Future research should address these limitations through longitudinal assessments to track changes in nurses’ KAP over time, as well as interventional studies (e.g., randomized controlled trials) to evaluate the effectiveness of targeted training programs or checklist implementations. Additionally, multi-center studies across diverse healthcare settings in Pakistan and other LMICs would enhance the external validity of the findings and provide a broader understanding of systemic challenges in PU prevention.

Conclusion

The present study highlights the importance of knowledge, attitudes, and practices in PU prevention and management among nurses. The findings indicate that nurses generally possess good knowledge, positive attitudes, and commendable practices regarding PU prevention. These findings are consistent with several previous studies, emphasizing the role of continuous education and training in enhancing nurses’ knowledge, attitudes, and practices.

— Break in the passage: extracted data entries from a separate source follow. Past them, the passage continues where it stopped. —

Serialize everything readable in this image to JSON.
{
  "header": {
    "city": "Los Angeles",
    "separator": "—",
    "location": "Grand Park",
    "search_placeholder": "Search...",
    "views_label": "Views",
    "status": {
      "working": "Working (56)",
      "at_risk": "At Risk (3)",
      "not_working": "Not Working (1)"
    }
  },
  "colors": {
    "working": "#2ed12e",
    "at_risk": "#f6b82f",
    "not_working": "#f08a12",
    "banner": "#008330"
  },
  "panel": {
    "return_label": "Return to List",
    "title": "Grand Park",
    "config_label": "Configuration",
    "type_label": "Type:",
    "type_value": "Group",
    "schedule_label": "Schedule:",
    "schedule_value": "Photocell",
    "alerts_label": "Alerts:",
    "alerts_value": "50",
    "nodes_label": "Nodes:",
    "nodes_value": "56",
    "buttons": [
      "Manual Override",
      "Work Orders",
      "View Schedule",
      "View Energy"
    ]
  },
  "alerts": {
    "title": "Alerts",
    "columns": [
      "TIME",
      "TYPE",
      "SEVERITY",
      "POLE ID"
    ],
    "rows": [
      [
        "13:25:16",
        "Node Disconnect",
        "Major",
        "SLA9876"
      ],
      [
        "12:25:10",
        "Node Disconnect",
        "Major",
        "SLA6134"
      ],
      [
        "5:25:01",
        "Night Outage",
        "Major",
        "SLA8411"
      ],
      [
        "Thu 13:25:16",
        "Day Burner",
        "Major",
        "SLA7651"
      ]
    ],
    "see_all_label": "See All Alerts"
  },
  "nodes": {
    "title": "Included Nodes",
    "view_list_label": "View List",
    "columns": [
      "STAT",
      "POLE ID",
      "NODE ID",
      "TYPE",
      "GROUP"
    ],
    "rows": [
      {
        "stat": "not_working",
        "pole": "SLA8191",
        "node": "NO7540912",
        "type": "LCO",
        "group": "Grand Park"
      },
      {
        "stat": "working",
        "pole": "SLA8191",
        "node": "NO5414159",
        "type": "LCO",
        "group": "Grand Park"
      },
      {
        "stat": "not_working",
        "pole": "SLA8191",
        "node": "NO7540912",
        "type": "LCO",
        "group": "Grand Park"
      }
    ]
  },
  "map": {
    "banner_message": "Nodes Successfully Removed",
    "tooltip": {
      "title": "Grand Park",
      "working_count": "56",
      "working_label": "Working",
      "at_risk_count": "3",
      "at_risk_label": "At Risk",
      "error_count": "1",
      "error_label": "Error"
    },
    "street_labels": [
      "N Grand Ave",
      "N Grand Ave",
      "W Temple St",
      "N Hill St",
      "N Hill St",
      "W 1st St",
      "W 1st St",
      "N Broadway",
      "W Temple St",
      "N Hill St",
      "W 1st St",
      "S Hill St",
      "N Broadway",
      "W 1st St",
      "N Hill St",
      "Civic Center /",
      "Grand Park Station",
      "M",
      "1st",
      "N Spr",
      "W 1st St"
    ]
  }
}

To further improve PU prevention and management, it is essential to implement standardized educational programs and training sessions for nurses. Continuous professional development initiatives should be encouraged to ensure that nurses remain updated with the latest knowledge and practices in PU prevention. By enhancing nurses’ knowledge and fostering positive attitudes, healthcare facilities can significantly reduce the incidence of pressure ulcers and improve patient outcomes.